Les travailleurs de Fralib sont déterminés à poursuivre leur lutte pour une usine contrôlée par les travailleurs. Ils peuvent compter sur la solidarité de nombreux mouvements et travailleurs qu’ils ont contactés au cours des dernières années de campagne. Les travailleurs ont constaté que les procédures de fermeture et les plans sociaux ont été révoqués à plusieurs reprises par décision de justice. Fralib n'a officiellement fermé ses portes qu'en septembre 2012. En mars 2013, Unilever a cessé de payer les salaires des travailleurs malgré une décision de justice selon laquelle Unilever devait continuer à les payer.
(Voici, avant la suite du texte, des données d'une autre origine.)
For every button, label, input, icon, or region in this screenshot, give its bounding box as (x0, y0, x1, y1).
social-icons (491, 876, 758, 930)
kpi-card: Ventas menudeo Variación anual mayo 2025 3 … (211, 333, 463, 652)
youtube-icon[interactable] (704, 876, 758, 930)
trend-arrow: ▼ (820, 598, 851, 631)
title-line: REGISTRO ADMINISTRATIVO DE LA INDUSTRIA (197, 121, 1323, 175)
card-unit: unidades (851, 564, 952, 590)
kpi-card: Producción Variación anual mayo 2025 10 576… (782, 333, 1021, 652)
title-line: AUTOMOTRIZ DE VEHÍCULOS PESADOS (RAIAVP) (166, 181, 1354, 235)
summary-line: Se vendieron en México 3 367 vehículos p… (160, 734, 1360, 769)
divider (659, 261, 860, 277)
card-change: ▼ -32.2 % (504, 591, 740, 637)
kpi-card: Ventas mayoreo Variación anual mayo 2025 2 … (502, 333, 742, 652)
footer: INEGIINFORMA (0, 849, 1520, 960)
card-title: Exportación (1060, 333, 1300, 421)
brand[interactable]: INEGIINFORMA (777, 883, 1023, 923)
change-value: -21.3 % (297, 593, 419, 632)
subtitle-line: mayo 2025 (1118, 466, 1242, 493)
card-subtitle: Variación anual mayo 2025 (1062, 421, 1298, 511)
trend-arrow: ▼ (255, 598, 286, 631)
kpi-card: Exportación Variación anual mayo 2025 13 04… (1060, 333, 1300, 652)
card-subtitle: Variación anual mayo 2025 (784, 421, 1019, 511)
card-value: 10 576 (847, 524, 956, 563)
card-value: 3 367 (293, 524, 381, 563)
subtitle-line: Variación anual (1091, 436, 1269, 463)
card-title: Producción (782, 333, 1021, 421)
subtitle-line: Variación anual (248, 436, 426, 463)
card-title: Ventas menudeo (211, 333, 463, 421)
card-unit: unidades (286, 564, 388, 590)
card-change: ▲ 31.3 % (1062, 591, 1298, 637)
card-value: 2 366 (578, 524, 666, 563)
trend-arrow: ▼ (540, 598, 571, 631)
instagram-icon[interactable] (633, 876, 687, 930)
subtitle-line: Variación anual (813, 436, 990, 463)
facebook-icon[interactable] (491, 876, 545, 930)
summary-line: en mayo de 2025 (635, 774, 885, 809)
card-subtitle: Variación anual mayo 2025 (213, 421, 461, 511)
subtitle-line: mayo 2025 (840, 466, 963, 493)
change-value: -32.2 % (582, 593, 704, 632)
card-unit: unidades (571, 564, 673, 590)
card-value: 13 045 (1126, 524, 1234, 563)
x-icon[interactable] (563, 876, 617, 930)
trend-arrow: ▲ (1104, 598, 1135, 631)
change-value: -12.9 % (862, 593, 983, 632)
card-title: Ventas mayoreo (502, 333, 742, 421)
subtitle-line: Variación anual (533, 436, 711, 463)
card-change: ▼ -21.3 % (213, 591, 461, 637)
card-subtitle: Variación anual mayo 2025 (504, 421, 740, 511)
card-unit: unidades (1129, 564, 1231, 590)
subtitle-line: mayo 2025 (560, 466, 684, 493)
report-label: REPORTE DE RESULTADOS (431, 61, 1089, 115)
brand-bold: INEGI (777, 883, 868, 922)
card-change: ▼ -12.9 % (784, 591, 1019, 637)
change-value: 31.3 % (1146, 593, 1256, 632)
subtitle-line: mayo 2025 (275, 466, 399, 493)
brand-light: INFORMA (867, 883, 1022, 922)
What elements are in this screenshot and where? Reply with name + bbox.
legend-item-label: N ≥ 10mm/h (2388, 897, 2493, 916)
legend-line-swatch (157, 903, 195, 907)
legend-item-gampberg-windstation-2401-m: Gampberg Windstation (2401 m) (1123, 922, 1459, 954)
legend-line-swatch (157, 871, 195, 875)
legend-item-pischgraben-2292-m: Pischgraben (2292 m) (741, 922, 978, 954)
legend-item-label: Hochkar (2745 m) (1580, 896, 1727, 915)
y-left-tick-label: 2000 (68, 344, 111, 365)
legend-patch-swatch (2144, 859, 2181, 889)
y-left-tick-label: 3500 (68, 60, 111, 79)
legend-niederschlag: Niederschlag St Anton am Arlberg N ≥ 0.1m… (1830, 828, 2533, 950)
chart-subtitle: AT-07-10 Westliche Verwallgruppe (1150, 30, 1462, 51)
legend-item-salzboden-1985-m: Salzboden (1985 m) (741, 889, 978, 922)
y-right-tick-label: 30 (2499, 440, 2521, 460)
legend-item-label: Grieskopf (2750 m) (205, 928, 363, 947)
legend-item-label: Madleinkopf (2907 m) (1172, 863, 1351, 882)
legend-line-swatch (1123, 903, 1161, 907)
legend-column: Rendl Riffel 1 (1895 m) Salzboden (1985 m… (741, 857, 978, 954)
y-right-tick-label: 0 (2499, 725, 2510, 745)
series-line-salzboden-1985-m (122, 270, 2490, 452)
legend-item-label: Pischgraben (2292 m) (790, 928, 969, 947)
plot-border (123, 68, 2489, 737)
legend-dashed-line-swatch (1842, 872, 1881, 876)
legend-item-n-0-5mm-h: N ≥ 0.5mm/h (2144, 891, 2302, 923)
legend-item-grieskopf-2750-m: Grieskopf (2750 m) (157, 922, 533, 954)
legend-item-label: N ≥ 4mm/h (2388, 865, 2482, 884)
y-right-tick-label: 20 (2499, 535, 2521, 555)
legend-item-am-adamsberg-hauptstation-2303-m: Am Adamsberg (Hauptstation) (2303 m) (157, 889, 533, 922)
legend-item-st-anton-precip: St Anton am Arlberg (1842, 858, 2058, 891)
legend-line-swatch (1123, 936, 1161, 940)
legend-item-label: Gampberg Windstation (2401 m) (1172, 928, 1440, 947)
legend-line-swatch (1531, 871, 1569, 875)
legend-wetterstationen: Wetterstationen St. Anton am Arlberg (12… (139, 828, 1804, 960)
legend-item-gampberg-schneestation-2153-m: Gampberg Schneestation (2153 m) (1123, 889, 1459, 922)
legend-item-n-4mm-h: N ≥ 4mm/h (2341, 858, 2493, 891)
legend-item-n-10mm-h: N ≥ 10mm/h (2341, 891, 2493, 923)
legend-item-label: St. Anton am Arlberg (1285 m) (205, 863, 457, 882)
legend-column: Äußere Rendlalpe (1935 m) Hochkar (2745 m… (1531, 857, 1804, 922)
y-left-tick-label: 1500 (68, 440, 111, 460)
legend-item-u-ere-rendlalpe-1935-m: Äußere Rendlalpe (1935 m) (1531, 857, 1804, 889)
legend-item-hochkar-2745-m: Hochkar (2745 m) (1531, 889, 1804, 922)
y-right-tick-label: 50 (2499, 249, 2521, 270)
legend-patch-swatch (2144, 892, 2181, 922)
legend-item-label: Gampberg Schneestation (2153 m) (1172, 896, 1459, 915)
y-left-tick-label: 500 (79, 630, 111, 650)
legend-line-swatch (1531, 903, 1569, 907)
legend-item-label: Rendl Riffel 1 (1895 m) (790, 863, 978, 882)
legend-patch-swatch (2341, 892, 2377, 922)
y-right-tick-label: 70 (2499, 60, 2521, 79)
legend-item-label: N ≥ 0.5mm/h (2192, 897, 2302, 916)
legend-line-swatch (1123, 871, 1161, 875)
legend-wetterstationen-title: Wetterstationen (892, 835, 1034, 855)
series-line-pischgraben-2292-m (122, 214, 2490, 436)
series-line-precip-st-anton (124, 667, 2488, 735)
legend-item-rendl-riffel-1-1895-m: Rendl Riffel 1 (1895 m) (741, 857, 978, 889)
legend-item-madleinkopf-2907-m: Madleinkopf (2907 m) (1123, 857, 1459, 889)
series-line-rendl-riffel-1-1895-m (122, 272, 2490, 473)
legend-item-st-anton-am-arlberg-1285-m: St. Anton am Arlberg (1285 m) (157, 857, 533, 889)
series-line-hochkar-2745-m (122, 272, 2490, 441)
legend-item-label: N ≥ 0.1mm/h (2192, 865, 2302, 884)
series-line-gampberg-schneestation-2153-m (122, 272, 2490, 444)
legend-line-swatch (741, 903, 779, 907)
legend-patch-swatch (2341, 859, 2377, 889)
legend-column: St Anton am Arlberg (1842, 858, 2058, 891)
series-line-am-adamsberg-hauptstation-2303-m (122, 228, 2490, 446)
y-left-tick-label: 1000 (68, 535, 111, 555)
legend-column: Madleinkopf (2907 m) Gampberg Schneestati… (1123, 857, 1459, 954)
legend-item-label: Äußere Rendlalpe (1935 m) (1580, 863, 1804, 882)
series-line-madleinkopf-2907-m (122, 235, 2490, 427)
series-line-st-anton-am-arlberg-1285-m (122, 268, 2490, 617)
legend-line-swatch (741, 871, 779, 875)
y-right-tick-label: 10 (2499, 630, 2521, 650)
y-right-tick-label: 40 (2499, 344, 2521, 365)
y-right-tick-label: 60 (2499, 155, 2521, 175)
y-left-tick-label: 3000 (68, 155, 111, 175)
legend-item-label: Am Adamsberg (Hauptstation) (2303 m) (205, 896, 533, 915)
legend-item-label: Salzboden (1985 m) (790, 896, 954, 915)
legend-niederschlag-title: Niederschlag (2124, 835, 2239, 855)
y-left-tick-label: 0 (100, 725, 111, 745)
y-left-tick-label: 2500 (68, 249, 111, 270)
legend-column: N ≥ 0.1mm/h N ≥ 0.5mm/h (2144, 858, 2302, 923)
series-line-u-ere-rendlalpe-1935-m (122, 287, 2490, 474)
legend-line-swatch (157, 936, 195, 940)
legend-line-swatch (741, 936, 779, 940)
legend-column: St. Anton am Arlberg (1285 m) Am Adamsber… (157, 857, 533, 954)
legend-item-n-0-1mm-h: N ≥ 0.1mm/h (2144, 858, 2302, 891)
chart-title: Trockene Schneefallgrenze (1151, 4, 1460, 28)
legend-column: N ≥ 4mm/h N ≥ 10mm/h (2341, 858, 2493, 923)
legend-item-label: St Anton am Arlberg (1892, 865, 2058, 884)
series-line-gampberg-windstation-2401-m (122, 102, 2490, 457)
En septembre 2013, la Communauté Urbaine de Marseille Provence Métropole a acheté le terrain sur lequel l'usine est construite pour 5.3 millions d'euros et a payé un euro symbolique pour les machines afin de soutenir les efforts des ouvriers. Les travailleurs savent que cela ne suffit pas pour relancer la production et poursuivre leur lutte, comme l'explique Cazorla :
«En janvier 2014, le plan social d'Unilever a été annulé pour la troisième fois par le tribunal. Nous discutons désormais avec les dirigeants d'Unilever pendant que nous construisons notre projet. Nous avons besoin des droits sur la marque, du capital pour acheter les matières premières et de la capacité de vendre nos produits, sinon nous ne serons pas en mesure de produire et de payer 76 travailleurs. Nous voulons cet argent d’Unilever en compensation de notre licenciement.
Dario Azellini est écrivain, documentariste et politologue à l'université Johannes Kepler de Linz, en Autriche. Il est co-éditeur, avec Immanuel Ness, de À nous de maîtriser et de posséder : le contrôle ouvrier de la commune à nos jours (2011, Haymarket Books) et co-auteur, avec Marina Sitrin, deIls ne peuvent pas nous représenter ! Réinventer la démocratie De la Grèce à Occupy (2014, Verso Livres).